1This request is being submitted in part in response to the November 5, 2020 solicitation of Sunita Lough, Deputy Commission of Internal Revenue, Services and Enforcement, inviting comments from the public regarding regulations and other requirements that can be rescinded, modified or waived to assist business and individual taxpayers with the ongoing economic recovery from the COVID-19 Outbreak. See 85 Fed. Reg. 73252 (November 17, 2020).

2A copy of NABL’s April 9, 2020 submission is enclosed for reference; see page 16 of that submission for a discussion of these issues.

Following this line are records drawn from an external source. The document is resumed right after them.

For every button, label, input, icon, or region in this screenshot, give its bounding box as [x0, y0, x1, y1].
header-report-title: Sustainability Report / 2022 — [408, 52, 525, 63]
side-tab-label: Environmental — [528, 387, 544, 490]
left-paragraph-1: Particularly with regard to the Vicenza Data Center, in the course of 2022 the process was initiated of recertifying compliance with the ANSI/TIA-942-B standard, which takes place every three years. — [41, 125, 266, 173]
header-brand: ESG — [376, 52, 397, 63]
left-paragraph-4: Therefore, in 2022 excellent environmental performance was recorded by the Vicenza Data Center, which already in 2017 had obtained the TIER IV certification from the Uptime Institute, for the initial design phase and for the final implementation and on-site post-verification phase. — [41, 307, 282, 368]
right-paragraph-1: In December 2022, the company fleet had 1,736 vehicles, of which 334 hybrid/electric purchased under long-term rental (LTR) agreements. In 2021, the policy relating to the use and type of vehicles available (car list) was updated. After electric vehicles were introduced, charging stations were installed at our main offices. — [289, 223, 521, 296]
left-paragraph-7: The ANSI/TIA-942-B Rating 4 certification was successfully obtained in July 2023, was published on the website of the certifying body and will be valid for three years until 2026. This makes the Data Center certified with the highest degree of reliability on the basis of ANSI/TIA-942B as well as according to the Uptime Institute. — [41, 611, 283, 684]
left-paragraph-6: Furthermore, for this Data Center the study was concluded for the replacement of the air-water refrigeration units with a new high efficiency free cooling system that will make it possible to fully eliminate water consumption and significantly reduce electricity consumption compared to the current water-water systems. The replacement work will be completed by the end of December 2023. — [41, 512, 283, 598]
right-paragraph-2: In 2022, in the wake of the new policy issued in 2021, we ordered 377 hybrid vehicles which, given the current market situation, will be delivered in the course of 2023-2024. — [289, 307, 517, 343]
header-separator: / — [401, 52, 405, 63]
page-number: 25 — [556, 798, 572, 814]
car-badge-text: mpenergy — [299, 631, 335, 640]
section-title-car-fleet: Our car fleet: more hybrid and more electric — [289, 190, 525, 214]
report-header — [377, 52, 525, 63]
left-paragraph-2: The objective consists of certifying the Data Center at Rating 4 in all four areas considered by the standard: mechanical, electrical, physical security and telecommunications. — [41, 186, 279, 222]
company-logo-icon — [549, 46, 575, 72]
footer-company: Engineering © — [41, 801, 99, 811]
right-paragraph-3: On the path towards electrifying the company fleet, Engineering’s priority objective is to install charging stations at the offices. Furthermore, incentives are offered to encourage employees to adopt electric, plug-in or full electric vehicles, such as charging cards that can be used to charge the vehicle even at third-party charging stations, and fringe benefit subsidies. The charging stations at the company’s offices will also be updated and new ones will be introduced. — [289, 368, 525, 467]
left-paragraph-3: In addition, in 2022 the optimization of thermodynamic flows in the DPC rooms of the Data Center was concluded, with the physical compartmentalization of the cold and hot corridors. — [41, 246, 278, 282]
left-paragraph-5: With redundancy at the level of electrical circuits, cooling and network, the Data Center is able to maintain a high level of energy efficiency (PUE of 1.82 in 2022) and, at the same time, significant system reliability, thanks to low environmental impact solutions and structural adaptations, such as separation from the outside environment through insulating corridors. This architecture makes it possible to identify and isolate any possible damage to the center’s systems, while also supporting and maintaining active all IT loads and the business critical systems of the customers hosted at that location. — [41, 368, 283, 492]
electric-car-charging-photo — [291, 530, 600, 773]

3Although the focus of this submission is concentrated on the tax-exempt bond aspects of IRS Notice 2020-53, affecting compliance under Sections 142(d) and 147(d) of the Code, we observe that IRS Notice 2020-53 also provides relief with respect to a number of compliance matters under Section 42(d) of the Code. For example, IRS Notice 2020-53 states that, between April 1, 2020 and December 31, 2020, owners of “qualified low-income housing projects” (as such term is defined in Section 42(d) of the Code) are not required to perform certain income re-certifications or reduce the eligible basis in a building because of the temporary closure of an amenity or common area due to the COVID-19 Outbreak and that state agencies that have jurisdiction over such projects are not required to conduct compliance-monitoring. Additionally, pursuant to IRS Notice 2020-53, between April 1, 2020 and December 31, 2020, owners and operators of qualified low-income housing projects, bond issuers and state agencies are permitted to treat medical personnel and other essential workers providing services during the COVID-19 Outbreak as if they were “displaced individuals” within the meaning of Revenue Procedures 2014-49 and 2014-50, which in turn facilitates the use of qualified low-income housing projects to provide emergency housing for such essential personnel.